IPv6 enabled websites are steadily increasing as the availability of IPv4 addresses continue to diminish. While most current company network architectures already support IPv4, it is crucial that applications be ready to support the new IPv6. Migrating to IPv6 is not easy and challenges may arise involving both the network and application layers, as zveloLABS.
At the network layer, one challenge that may arise is when an ISP does not support IPv6. There are a few workarounds; including using IPv6 tunneling and/or tunnel brokers to enable IPv6 connectivity. Hurricane Electric, Freenet6 and SixXS are among the most popular companies that provide IPv6 connectivity solutions. zvelo made similar arrangements with our ISP providers to address the network requirements for processing URLS that reside within IPv6 networks.
The modification of programming libraries presents its own challenges, as approaches implemented by programming languages to support IPv6 differ from one another. Some programming languages, like C/C++, Perl and PHP, do not support IPv6 natively. This means that many libraries will not be backwards compatible when IPv6 support is added to them.
A specific example of this is Perl 5.10, which does not support IPv6. External modules such as Net::INET6Glue, Socket6, IO::Socket::INET6 and IO::Socket::IP take care of some aspects of the needed support, but none of them cover all of the necessary upgrades. Since the developer community is still currently in process of supporting IPv6, there is a possibility that these modules will not be backwards compatible as well.
After testing a number of the external modules listed above, we concluded IO::Socket::IP was the best match for our needs. Its purpose is to replace the IO::Socket::INET module which plays an important role in developing networking applications.

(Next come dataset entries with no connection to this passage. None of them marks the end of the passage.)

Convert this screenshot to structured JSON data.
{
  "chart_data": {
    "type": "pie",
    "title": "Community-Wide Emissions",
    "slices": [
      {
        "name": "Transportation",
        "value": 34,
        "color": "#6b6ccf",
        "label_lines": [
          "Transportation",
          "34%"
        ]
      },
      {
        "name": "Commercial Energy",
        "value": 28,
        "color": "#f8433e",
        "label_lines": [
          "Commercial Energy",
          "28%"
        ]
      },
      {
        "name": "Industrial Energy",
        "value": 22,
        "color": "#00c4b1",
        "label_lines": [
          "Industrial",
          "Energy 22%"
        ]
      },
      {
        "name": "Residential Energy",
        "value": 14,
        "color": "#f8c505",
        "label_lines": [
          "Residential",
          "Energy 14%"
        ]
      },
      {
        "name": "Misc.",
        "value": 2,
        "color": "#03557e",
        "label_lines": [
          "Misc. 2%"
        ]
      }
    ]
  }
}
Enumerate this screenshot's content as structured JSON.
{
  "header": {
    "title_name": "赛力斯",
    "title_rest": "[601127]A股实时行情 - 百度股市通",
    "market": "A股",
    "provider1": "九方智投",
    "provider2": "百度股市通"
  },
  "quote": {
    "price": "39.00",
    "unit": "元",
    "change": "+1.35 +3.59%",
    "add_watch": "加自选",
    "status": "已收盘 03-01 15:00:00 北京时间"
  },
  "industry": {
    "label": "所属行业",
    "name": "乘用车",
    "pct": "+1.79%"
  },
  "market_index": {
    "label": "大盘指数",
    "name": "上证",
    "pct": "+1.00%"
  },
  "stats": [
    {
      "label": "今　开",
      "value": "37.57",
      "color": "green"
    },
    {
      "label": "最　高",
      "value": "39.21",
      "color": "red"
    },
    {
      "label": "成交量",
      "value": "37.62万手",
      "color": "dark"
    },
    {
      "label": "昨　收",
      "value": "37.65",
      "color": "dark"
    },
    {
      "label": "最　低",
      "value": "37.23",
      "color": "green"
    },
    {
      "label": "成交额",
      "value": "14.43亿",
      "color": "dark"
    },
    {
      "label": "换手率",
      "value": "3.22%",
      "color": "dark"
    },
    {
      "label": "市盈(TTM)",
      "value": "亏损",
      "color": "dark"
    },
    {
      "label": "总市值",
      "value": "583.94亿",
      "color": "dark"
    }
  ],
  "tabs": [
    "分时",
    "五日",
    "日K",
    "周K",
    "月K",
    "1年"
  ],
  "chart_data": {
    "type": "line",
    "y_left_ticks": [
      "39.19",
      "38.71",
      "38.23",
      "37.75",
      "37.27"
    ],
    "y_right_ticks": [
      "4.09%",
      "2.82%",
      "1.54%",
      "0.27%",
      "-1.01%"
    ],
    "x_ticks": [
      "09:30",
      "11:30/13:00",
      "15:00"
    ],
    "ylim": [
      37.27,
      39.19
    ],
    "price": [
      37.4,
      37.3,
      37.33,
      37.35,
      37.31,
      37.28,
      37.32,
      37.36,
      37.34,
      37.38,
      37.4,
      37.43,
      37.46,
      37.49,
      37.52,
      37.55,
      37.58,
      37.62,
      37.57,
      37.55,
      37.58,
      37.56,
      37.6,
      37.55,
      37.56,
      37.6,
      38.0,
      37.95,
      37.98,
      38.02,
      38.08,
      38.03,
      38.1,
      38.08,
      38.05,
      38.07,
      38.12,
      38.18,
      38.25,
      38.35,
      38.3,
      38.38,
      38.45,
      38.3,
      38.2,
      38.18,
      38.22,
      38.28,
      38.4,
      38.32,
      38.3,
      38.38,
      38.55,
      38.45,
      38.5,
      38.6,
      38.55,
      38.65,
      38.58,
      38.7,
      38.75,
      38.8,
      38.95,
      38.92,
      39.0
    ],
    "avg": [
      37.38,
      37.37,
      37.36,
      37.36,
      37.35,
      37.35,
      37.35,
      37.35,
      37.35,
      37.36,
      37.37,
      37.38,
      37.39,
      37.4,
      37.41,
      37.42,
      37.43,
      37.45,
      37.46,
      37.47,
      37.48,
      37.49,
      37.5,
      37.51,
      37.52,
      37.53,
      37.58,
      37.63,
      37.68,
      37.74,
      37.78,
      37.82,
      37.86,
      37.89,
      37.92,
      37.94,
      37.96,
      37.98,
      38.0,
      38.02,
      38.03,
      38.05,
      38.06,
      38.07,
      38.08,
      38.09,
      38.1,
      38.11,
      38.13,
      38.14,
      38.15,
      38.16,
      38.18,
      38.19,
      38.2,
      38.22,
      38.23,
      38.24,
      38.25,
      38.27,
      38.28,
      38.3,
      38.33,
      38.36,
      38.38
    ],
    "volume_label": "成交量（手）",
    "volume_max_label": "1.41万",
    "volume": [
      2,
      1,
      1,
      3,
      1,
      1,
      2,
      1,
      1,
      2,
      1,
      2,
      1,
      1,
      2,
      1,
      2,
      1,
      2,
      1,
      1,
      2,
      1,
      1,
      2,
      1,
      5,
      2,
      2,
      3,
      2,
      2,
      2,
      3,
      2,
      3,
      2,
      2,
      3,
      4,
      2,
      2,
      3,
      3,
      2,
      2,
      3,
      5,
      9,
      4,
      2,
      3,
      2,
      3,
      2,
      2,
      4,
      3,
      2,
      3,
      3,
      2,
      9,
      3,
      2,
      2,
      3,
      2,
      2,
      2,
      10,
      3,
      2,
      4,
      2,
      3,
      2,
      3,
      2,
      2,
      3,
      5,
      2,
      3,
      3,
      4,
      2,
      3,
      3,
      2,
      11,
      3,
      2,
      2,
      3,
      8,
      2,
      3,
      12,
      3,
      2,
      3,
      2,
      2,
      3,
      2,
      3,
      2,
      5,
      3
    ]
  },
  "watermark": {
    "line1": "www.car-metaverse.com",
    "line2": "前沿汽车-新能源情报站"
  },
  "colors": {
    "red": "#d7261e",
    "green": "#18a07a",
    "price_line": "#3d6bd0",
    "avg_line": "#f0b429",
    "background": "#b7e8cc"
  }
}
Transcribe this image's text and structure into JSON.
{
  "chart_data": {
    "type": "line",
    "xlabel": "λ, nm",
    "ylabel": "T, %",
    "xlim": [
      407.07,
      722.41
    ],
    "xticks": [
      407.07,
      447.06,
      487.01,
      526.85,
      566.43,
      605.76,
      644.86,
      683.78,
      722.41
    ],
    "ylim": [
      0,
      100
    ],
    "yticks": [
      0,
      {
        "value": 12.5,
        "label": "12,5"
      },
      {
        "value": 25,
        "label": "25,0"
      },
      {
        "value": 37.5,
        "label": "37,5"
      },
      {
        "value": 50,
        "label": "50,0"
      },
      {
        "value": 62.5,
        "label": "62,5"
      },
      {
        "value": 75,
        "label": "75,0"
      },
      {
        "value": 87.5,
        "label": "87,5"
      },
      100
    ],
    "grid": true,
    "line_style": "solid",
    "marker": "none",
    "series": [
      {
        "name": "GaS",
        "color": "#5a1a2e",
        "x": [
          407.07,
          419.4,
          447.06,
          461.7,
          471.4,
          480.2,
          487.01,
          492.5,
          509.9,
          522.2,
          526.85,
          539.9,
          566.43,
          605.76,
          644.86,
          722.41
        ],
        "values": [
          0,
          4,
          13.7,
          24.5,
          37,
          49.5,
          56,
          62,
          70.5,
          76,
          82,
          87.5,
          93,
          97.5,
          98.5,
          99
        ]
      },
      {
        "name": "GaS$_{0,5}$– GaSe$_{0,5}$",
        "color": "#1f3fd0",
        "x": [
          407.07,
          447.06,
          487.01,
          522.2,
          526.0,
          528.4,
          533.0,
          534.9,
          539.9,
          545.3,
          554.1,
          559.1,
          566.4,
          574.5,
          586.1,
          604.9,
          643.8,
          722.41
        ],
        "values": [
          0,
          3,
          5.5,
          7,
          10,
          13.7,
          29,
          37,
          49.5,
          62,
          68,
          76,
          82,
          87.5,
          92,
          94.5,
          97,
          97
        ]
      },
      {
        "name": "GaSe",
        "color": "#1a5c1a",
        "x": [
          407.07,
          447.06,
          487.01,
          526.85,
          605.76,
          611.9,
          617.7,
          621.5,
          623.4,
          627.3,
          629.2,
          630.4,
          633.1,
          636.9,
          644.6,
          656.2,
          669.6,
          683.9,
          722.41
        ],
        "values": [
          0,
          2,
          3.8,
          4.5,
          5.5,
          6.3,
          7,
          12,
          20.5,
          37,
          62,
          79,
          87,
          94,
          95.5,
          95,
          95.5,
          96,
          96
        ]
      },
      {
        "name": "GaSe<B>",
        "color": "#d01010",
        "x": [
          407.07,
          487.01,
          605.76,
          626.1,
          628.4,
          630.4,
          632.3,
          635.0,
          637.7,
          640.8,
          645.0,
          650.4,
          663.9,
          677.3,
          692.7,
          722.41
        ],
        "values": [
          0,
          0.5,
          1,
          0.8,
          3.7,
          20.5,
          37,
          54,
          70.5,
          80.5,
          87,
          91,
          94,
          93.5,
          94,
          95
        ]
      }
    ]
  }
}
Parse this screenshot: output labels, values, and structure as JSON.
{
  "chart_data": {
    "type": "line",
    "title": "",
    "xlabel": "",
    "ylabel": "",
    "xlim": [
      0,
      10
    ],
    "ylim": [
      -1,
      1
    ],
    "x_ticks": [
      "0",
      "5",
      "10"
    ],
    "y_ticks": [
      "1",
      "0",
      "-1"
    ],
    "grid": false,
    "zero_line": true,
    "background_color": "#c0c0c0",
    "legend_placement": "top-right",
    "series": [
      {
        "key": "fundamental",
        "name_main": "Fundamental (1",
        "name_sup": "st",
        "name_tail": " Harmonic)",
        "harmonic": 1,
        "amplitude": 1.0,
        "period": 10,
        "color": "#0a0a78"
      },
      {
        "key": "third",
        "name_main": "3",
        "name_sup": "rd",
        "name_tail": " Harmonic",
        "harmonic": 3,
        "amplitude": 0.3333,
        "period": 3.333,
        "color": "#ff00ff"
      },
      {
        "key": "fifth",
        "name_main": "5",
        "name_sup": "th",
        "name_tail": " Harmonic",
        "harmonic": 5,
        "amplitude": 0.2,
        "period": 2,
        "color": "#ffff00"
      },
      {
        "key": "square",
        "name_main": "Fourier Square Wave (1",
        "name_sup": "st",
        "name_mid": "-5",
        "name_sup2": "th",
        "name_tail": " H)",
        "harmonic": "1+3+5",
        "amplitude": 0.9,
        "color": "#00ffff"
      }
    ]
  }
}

IO::Socket::IP also supports both IPv4 and IPv6. In Perl 5.10, this module is dependent with the Socket6 module, which coincidentally will no longer be required in Perl 5.14. In testing, it was found that the IO::Socket::IP module did require some additional changes on top of the support it offered. One example of this was found in the Net::HTTP module where the code to parse a URL was retrieving the port by using a colon as a delimiter (which conflicted with the IPv6 address which uses a colon as a separator).
In the near future, websites that use IPv6 will coexist with other IPv4 sites. IPv6 will not immediately replace IPv4, though.
As initially stressed, supporting IPv6 comes with many challenges. Finding the right workaround may boil down to experimentation. zveloLABS trusts that the sharing of our own findings proves beneficial in finding something that works to ensure IPv6 connectivity.